Tuttavia, alcuni vedono le obbligazioni macro-linked come un modo per attirare gli investitori che negli ultimi anni sono fuggiti dalla parte più rischiosa del mercato del debito sovrano in favore degli elevati tassi di interesse offerti negli Stati Uniti e in altri paesi sviluppati.

I sostenitori del nuovo tipo di obbligazioni credono di poter colmare questo divario e rivelarsi attraenti sia per i creditori che per i debitori.

“Sarebbe un pessimo segnale per il nostro mercato se non” adottiamo queste obbligazioni, ha detto un investitore in obbligazioni dei mercati emergenti. “I recuperi saranno bassi e le persone si sentiranno mal utilizzate e questa non è realmente sostenibile come classe di asset”, hanno aggiunto.

Nello scenario di crescita più basso proposto per le obbligazioni macro-linked, il PIL in dollari USA dello Sri Lanka raggiungerebbe una media di 78 miliardi di dollari all'anno nel corso dei tre anni. Ciò significherebbe che gli obbligazionisti dovranno subire un ulteriore taglio di oltre un terzo, il che significa che perderanno più della metà del loro diritto originario.

Tuttavia, se il PIL fosse in media di circa 90 miliardi di dollari, il nuovo ammontare del rimborso delle obbligazioni ristrutturate aumenterà invece di un quarto. Secondo i dati provvisori della banca centrale, il PIL potrebbe essere già risalito a 84 miliardi di dollari nel 2023.

“Non è affatto fuori portata”, ha detto Panduwawala. «Finché non ne vediamo un altro [large currency] deprezzamento nei prossimi anni, è probabile che ci ritroveremo in scenari con un PIL del dollaro USA più elevato”.
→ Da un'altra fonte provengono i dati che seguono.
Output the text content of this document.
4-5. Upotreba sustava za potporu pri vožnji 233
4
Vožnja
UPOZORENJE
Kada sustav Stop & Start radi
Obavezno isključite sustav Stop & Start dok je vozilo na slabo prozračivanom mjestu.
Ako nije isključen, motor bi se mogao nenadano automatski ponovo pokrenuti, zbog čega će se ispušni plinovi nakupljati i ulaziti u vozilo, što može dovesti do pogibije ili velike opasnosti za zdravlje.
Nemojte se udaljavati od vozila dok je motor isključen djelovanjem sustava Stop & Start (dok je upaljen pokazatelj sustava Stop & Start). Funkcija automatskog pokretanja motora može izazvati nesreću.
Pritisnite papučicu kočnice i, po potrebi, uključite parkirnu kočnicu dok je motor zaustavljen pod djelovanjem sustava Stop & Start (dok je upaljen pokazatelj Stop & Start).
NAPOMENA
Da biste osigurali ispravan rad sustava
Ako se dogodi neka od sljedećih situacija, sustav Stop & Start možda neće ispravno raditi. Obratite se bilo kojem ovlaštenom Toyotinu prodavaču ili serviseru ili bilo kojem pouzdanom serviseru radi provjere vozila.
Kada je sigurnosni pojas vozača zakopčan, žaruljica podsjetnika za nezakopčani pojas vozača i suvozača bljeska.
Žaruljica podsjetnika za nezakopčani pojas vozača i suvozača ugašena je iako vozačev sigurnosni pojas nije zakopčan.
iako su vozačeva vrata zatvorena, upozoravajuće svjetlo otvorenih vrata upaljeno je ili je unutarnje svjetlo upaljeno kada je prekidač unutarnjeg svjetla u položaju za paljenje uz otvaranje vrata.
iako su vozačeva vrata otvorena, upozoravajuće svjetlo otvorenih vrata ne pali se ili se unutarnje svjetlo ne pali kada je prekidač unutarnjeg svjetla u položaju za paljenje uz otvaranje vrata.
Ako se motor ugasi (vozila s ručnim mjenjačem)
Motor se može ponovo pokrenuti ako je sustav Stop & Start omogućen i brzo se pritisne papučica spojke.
La proposta di un’obbligazione legata alla governance è stata finora meno controversa, hanno affermato, anche se il governo deve ancora fornire un feedback su quanto dovrebbe essere grande tale obbligazione, il che influenzerà l’idoneità all’indice.

Tuttavia, la potenziale riduzione della cedola offerta per l’attuazione delle riforme non rappresenta di per sé un grande incentivo finanziario, ha affermato Panduwawala. Ma ciò significherebbe che se un futuro governo dovesse deviare dalla rotta, “l’opposizione e la società civile saranno in grado di indicare un costo specifico”.

Nel frattempo, la ristrutturazione del debito dello Sri Lanka dovrà sopravvivere al potenziale sconvolgimento che deriverà dalle elezioni del paese di fine anno, prima dell'inserimento di qualsiasi nuovo tipo di obbligazione che potrebbe aiutare a rilanciare la domanda per il debito delle economie più povere ma in rapida crescita. .

“Alcuni membri dell'opposizione vorranno rivedere gli accordi di ristrutturazione se saranno al potere”, ha detto Panduwawala. “C’è da chiedersi se, dopo le elezioni, ci saranno attriti tra un potenziale nuovo governo e gli obbligazionisti”.